Elon Musk's 6 productivity rules

21 Apr 2018

Source: Tesla Switching To 24/7 Shifts To Push For 6,000 Model 3s Per Week By June, Elon Musk Says jalopnik.com

Here are some of his personal productivity tricks he gave the employees.

Elon Musk sent Tesla employees a memo, pledging a big push towards productivity as it gets production of its Model 3 car back on track. Here are some of his personal productivity tricks he gave the employees.

1. Nix big meetings

“Excessive meetings are the blight of big companies and almost always get worse over time. Please get [out] of all large meetings, unless you’re certain they are providing value to the whole audience, in which case keep them very short.”

2. Ditch frequent meetings too

“Also get rid of frequent meetings, unless you are dealing with an extremely urgent matter. Meeting frequency should drop rapidly once the urgent matter is resolved.”

3. Leave a meeting if you’re not contributing

“Walk out of a meeting or drop off a call as soon as it is obvious you aren’t adding value. It is not rude to leave, it is rude to make someone stay and waste their time.”

4. Drop jargon

“Don’t use acronyms or nonsense words for objects, software or processes at Tesla. In general, anything that requires an explanation inhibits communication. We don’t want people to have to memorize a glossary just to function at Tesla.”

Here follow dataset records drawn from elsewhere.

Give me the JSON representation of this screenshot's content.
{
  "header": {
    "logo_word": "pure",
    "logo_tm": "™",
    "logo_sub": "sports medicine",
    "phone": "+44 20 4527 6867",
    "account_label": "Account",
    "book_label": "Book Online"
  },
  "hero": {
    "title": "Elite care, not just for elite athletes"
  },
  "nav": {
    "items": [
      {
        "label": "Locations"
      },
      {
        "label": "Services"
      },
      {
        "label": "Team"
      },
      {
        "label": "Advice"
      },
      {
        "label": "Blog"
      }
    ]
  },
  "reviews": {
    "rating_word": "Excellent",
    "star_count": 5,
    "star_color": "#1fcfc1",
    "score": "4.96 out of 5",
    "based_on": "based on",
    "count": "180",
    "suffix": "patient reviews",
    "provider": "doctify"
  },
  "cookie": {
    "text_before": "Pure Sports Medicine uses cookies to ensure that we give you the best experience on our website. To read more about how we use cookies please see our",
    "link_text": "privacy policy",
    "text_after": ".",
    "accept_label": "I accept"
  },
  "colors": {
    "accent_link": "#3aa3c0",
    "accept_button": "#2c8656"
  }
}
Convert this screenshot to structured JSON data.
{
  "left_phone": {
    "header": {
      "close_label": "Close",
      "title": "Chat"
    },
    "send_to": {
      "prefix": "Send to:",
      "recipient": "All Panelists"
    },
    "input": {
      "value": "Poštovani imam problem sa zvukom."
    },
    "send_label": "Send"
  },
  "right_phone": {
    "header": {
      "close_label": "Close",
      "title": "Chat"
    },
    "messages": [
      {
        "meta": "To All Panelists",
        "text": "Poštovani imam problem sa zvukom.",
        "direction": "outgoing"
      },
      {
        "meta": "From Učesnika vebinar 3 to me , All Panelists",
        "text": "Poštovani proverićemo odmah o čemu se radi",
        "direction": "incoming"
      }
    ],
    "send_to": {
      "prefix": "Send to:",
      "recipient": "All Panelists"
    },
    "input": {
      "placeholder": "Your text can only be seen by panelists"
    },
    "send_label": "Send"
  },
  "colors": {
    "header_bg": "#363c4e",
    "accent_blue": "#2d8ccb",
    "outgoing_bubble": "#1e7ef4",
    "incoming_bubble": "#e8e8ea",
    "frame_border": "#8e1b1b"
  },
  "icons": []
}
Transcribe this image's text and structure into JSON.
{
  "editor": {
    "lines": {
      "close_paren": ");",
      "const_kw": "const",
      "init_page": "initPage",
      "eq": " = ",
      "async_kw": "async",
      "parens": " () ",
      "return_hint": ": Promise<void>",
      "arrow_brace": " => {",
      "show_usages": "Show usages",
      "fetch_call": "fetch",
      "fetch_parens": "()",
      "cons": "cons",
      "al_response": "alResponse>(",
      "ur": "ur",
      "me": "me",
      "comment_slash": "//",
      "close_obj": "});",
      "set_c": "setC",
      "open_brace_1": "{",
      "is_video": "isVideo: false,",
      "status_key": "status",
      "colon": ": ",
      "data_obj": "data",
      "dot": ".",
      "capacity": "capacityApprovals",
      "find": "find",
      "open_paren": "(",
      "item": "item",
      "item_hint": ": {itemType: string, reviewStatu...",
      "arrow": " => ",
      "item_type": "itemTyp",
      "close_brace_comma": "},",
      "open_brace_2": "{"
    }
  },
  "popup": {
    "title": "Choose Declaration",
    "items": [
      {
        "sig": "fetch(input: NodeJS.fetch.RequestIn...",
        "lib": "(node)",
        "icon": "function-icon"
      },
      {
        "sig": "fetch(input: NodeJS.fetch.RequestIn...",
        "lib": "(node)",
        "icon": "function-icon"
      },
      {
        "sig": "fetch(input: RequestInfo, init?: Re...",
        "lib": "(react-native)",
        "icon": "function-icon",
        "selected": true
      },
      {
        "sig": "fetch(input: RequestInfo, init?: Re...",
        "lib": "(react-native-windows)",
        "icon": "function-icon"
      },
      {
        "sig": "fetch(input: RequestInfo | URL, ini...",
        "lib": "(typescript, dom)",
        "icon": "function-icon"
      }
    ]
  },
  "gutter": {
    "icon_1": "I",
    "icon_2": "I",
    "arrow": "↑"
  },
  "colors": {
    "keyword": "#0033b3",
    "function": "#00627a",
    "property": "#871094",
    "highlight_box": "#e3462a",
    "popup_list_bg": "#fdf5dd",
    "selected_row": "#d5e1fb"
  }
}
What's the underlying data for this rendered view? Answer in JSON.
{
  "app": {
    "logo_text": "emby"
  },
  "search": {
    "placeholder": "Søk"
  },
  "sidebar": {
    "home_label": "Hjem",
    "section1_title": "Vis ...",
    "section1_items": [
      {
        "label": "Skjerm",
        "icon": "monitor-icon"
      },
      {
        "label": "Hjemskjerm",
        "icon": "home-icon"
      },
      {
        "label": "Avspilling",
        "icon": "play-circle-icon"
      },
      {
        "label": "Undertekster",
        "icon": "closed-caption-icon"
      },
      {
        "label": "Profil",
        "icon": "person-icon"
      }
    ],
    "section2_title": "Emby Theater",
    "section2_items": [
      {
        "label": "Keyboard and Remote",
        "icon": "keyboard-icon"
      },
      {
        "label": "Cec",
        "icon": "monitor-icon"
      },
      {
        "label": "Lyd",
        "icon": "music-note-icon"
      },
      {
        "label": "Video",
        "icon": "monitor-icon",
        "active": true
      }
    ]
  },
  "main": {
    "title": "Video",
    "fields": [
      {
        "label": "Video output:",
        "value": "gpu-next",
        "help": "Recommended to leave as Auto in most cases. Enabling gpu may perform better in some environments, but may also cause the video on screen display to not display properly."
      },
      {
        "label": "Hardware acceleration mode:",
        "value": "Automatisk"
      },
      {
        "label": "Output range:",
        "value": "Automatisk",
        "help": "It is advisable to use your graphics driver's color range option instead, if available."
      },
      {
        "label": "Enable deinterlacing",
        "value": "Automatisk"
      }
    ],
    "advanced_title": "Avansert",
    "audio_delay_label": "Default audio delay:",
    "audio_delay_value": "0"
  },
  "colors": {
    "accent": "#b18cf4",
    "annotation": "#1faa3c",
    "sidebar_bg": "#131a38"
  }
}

5. Communicate directly, irrespective of hierarchy

“Communication should travel via the shortest path necessary to get the job done, not through the ‘chain of command’. Any manager who attempts to enforce chain of command communication will soon find themselves working elsewhere.

“A major LinkCard of issues is poor communication between depts. The way to solve this is allow free flow of information between all levels. If, in order to get something done between depts, an individual contributor has to talk to their manager, who talks to a director, who talks to a VP, who talks to another VP, who talks to a director, who talks to a manager, who talks to someone doing the actual work, then super dumb things will happen. It must be ok for people to talk directly and just make the right thing happen.”

6. Follow logic, not rules

“In general, always pick common sense as your guide. If following a ‘company rule’ is obviously ridiculous in a particular situation, such that it would make for a great Dilbert cartoon, then the rule should change.”